Taking legal action is the only option left for the NHL and NHLPA in this lockout because neither side is willing to negotiate in good faith right now.
However, if these legal actions don't lead to more negotiating, the NHL could operate a lot differently in the fall of 2013.
There are so many possibilities if both sides pursue further legal actions, and all parties involved have a lot to lose in court. It's not worth risking what each side already has now.
According to TSN's Aaron Ward, the players' union is exploring another legal option in their labor battle with the NHL.
NHLPA Executive Board voted last night,to give players a vote to AUTHORIZE Exec Board to chose to proceed on Disclaimer of Interest #TSN— Aaron Ward (@aaronward_nhl) December 14, 2012
The league quickly responded on Friday (via NHL press release):
Today, in response to information indicating that NHL Players have or will be asked to vote to authorize the National Hockey League Players' Association's Executive Board to proceed to "disclaim interest" in continuing to represent the Players in collective bargaining, the National Hockey League filed a Class Action Complaint in Federal Court in New York seeking a Declaration confirming the ongoing legality of the lockout.
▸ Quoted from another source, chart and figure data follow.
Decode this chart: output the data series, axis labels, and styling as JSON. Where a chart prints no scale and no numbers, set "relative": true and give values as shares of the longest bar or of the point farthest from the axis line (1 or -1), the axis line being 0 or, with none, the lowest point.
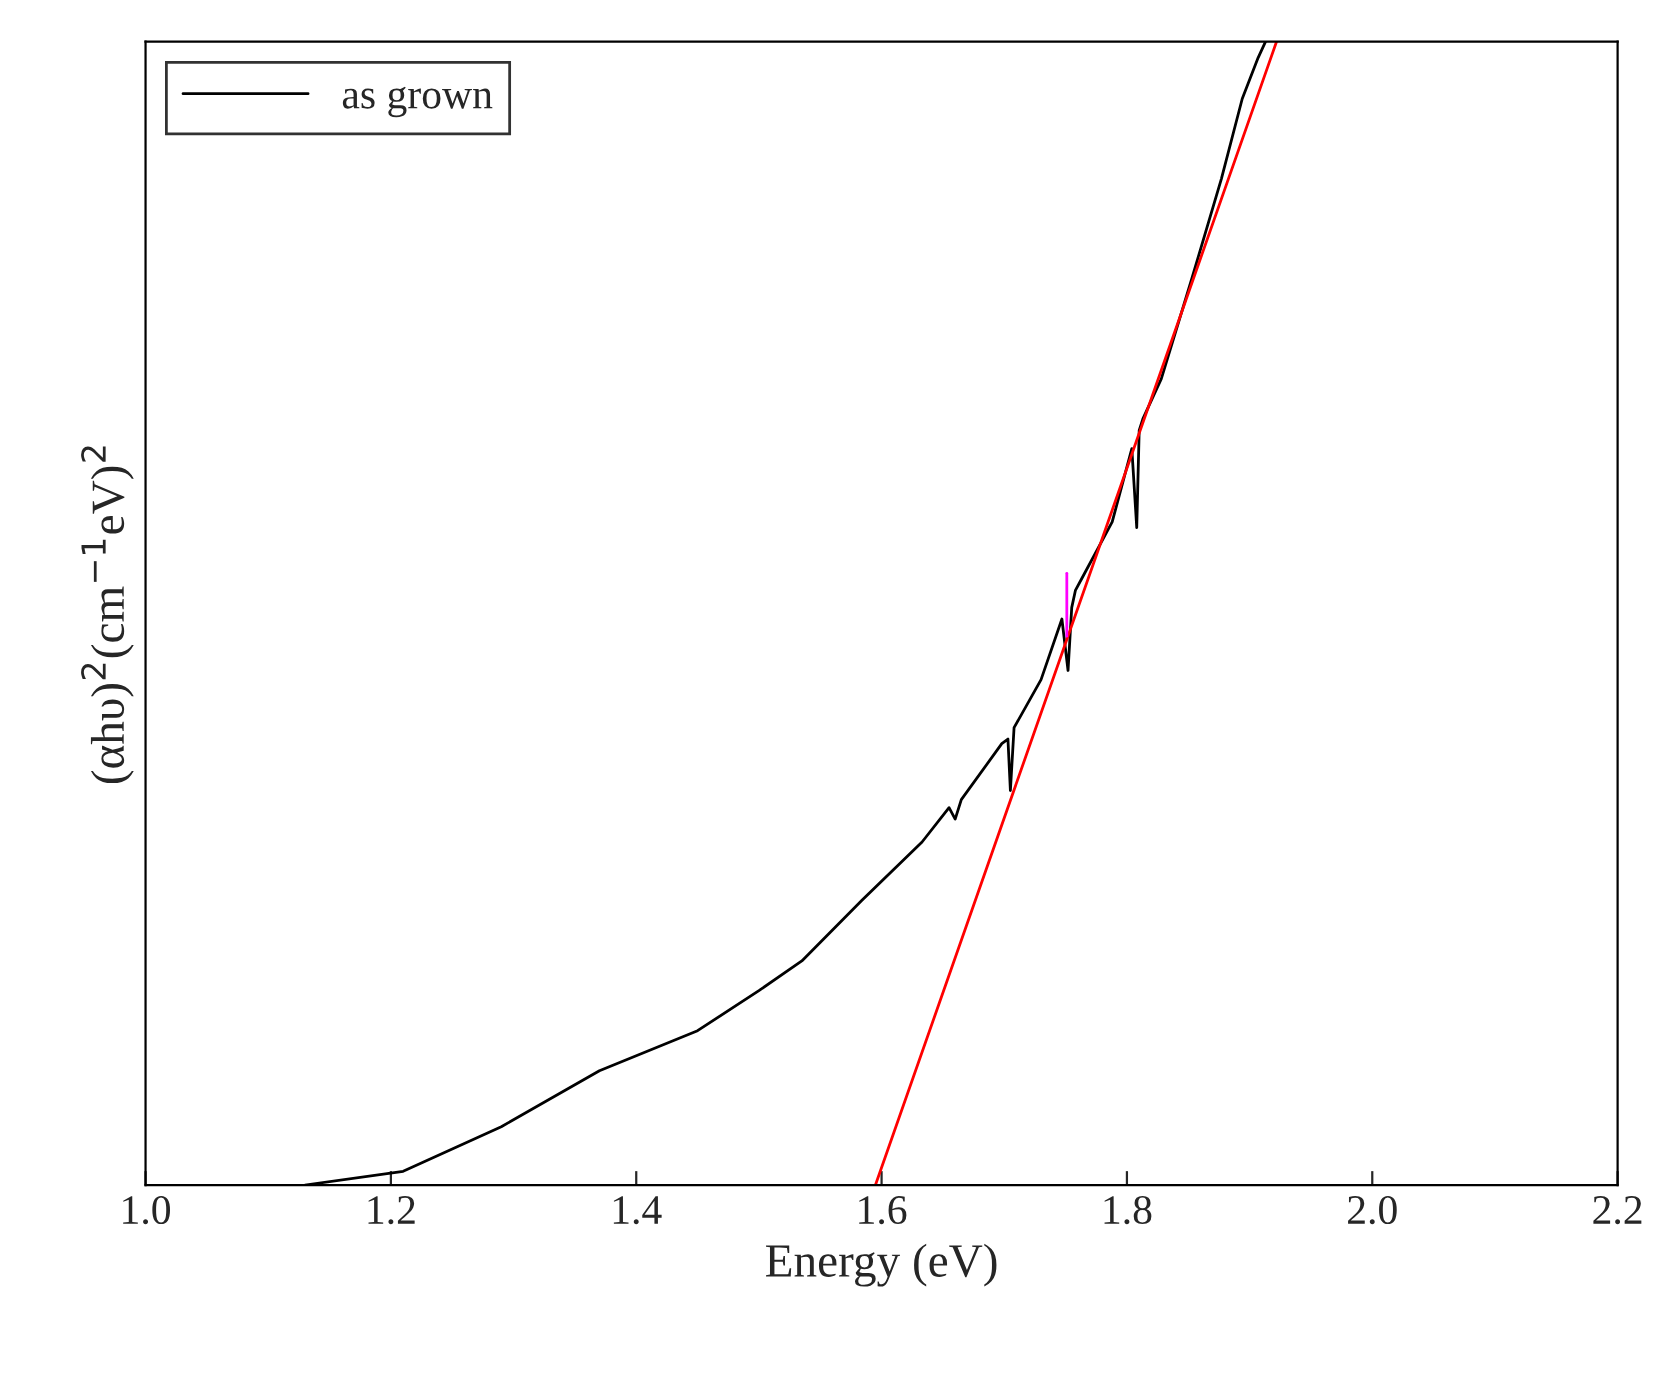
{
  "chart_data": {
    "type": "line",
    "relative": true,
    "xlabel": "Energy (eV)",
    "ylabel": "(αhυ)$^{2}$(cm$^{−1}$eV)$^{2}$",
    "xlim": [
      1.0,
      2.2
    ],
    "xticks": [
      {
        "value": 1.0,
        "label": "1.0"
      },
      {
        "value": 1.2,
        "label": "1.2"
      },
      {
        "value": 1.4,
        "label": "1.4"
      },
      {
        "value": 1.6,
        "label": "1.6"
      },
      {
        "value": 1.8,
        "label": "1.8"
      },
      {
        "value": 2.0,
        "label": "2.0"
      },
      {
        "value": 2.2,
        "label": "2.2"
      }
    ],
    "series": [
      {
        "name": "as grown",
        "color": "#000000",
        "x": [
          1.13,
          1.21,
          1.29,
          1.37,
          1.45,
          1.5,
          1.535,
          1.584,
          1.633,
          1.655,
          1.66,
          1.665,
          1.698,
          1.703,
          1.705,
          1.708,
          1.73,
          1.747,
          1.752,
          1.755,
          1.758,
          1.763,
          1.788,
          1.804,
          1.808,
          1.81,
          1.813,
          1.828,
          1.853,
          1.877,
          1.894,
          1.907,
          1.913
        ],
        "values": [
          0.0,
          0.012,
          0.051,
          0.1,
          0.135,
          0.17,
          0.196,
          0.249,
          0.3,
          0.33,
          0.32,
          0.337,
          0.386,
          0.39,
          0.345,
          0.4,
          0.442,
          0.495,
          0.45,
          0.505,
          0.52,
          0.53,
          0.58,
          0.644,
          0.575,
          0.66,
          0.67,
          0.705,
          0.793,
          0.88,
          0.95,
          0.986,
          1.0
        ]
      },
      {
        "color": "#ff0000",
        "x": [
          1.595,
          1.922
        ],
        "values": [
          0.0,
          1.0
        ]
      },
      {
        "color": "#ff00ff",
        "x": [
          1.751,
          1.751
        ],
        "values": [
          0.48,
          0.535
        ]
      }
    ],
    "legend": "top left",
    "grid": false
  }
}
Simultaneously with the filing of its Complaint, the NHL also filed an Unfair Labor Practice Charge with the National Labor Relations Board alleging that by threatening to "disclaim interest," the NHLPA has engaged in an unlawful subversion of the collective bargaining process and conduct that constitutes bad faith bargaining under the National Labor Relations Act.
The NHLPA then reacted to the league's decision:
The NHLPA has just received a copy of the National Labor Relations Board charge and has not yet been served with the lawsuit. However, based on what we’ve learned so far, the NHL appears to be arguing that Players should be stopped from even considering their right to decide whether or not to be represented by a union. We believe that their position is completely without merit.
Can we really expect the two sides to go down this legal path all the way through? No, because the consequences are too severe for both sides.
Would you want another lost season if it resulted in 15-20 years of labor peace?
Anything can happen in the courts, and it's possible that the owners could end up losing a lot of money in the courts, as well as the salary cap, and it's also possible for the players to lose even more than they already have.
If the system is blown up, it's hard to imagine a few teams being able to survive. According to Forbes.com, 13 teams weren't able to make money last season, including nine teams that lost $9 million or more.
The players understand they have already lost this lockout, which was expected. They have agreed to a smaller share of hockey-related revenue (HRR), they have given up contracting rights by proposing eight-year term limits and they could lose on CBA term, too.
The end-game for the players is to frustrate the owners and scare them because it's too easy for the league to lockout the players when a CBA expires.
For the players to prevent the owners from being quick to lock them out down the road, the union has to make this process as frustrating and difficult as possible.
If the union doesn't show a high level of resolve now, they will continue to lose labor negotiations well into the future, and lockouts will become an regular part of the NHL every decade.
Hopefully both sides are not foolish enough to wipe out an entire season and pursue lengthy legal battles over easily negotiable issues such as player contracting rights. Hockey fans will hope that these legal decisions force both sides to stop the nonsense and negotiate a deal.
When the NBPA began to take legal action during last year's NBA lockout, a deal was reached in the near future because both the owners and players made compromises and softened their stance on some issues.
Will we see a similar willingness to negotiate between the NHL and NHLPA as the legal actions commence?
For both the owners and players' long-term success, neither side should go much further with legal actions and get back to the bargaining table so they can reach a deal.